Me río como una tonta, seguimos platicando del clima y cosas triviales como el reciclaje de orina. Antes de que me dé cuenta me ha tomado de la mano o, mejor dicho, del guante, y enfilamos de vuelta al búnker.  Creo que me gusta. Lo invito a pasar.

Mi mente divaga en pensamientos absurdos, hace comparaciones acerca del amor y las relaciones humanas en épocas pasadas y la que me tocó vivir. Acceso a la base de datos de la neuro-enciclopedia y en mi cerebro aparecen imágenes de besos, manos entrelazadas, argollas de oro y un extraño ritual que incluye el intercambio de fluidos corporales. Descubro que  las parejas salían de paseo en domingo. Pienso que tal vez esa práctica no sea tan ilógica. Después de todo, he encontrado algo más que sol este domingo. Quizá sea momento de retomar la vieja escuela.

Cuando nos retiramos los respectivos trajes, no me sorprende lo guapo que es, su rabo es tan lindo que mis palmas se humedecen y mi pulso se acelera. Todo rastro de mi mal humor desaparece. Comienzo a considerarlo mío. Aprovecho una distracción de su parte para comentárselo a Mamá en voz baja.
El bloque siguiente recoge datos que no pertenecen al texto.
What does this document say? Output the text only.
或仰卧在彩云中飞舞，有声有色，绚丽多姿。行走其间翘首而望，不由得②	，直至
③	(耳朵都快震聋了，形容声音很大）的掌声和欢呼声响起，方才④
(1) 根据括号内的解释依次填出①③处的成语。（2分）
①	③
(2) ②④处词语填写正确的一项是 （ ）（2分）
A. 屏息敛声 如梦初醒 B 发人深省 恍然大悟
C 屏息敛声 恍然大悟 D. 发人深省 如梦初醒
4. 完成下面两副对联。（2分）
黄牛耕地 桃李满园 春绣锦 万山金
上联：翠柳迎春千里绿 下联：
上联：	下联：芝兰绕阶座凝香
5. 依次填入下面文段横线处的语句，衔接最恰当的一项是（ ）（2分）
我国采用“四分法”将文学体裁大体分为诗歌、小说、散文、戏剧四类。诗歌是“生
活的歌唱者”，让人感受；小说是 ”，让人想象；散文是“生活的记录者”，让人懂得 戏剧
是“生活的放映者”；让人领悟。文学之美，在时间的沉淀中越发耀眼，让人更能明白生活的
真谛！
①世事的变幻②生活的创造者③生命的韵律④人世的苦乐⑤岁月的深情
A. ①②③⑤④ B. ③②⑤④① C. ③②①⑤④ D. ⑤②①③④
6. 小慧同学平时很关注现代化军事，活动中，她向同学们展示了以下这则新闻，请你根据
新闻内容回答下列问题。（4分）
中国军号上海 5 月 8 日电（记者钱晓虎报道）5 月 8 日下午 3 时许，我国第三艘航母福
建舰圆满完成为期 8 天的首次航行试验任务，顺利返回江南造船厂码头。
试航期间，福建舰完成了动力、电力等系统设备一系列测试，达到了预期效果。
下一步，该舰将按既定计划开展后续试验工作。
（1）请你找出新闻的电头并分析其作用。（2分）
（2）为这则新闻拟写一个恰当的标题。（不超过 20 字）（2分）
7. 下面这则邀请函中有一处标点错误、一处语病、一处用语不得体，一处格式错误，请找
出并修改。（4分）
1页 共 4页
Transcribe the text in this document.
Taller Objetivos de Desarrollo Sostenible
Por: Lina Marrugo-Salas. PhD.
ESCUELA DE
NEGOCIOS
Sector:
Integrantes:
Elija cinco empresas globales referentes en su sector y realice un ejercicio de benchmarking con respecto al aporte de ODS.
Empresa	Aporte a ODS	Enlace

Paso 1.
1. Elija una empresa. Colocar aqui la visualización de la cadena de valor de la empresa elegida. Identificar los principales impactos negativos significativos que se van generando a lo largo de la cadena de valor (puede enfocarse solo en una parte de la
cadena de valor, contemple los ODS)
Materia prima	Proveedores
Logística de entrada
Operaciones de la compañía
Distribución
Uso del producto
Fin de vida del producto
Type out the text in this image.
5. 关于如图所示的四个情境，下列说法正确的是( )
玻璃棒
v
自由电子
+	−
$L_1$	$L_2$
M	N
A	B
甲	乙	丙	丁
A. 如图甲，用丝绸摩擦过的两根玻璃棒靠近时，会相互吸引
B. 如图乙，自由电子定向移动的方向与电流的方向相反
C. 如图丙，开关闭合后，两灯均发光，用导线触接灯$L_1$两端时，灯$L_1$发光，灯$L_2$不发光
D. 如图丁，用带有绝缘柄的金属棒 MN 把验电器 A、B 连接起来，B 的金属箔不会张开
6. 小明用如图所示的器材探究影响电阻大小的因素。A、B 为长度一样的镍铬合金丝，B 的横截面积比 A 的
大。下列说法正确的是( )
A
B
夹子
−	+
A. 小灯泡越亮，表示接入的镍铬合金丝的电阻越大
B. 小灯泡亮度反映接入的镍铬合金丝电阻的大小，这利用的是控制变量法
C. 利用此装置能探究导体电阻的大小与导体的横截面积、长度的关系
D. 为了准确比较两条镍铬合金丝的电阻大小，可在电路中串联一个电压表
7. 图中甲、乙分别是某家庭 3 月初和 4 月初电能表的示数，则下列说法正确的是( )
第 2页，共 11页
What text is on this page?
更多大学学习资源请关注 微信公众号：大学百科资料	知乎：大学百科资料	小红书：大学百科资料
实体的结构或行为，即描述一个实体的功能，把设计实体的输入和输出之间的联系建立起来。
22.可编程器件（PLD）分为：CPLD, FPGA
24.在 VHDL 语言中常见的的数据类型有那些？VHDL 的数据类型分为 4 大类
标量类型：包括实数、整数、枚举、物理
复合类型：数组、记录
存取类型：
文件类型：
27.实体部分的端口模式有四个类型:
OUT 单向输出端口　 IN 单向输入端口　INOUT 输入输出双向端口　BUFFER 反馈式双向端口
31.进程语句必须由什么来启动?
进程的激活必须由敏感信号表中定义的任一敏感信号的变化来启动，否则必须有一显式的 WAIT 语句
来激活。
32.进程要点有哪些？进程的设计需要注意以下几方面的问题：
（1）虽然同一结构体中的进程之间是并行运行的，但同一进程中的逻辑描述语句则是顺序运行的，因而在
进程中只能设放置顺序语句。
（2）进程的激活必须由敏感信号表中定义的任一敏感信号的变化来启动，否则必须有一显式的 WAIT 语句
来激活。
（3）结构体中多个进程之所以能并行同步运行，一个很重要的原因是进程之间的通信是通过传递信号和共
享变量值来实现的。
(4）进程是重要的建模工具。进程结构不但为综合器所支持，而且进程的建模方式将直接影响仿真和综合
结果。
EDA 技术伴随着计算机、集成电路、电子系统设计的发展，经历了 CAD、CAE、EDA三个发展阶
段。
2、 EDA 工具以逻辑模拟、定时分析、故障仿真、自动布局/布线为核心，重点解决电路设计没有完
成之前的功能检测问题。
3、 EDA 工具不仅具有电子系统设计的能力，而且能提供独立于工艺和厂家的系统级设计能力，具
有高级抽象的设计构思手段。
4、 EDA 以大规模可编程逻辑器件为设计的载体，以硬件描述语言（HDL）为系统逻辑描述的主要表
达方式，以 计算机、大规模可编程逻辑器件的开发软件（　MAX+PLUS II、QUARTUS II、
—Ahora sí crees que sirve de algo salir a la superficie, ¿eh? —comenta, para mi fastidio—. Anda, no seas descortés, prepárale un bocadillo. Y se dice cola, por cierto.

Esa es Mamá, siempre corrigiéndome.

¿Por qué no puedo decirle como me venga en gana? Rabo, cola, da lo mismo. Mis ancestros no la tenían, es el regalo que la evolución nos ha dado tras siglos de vivir entre roedores y alimentarnos de deliciosas cucarachas.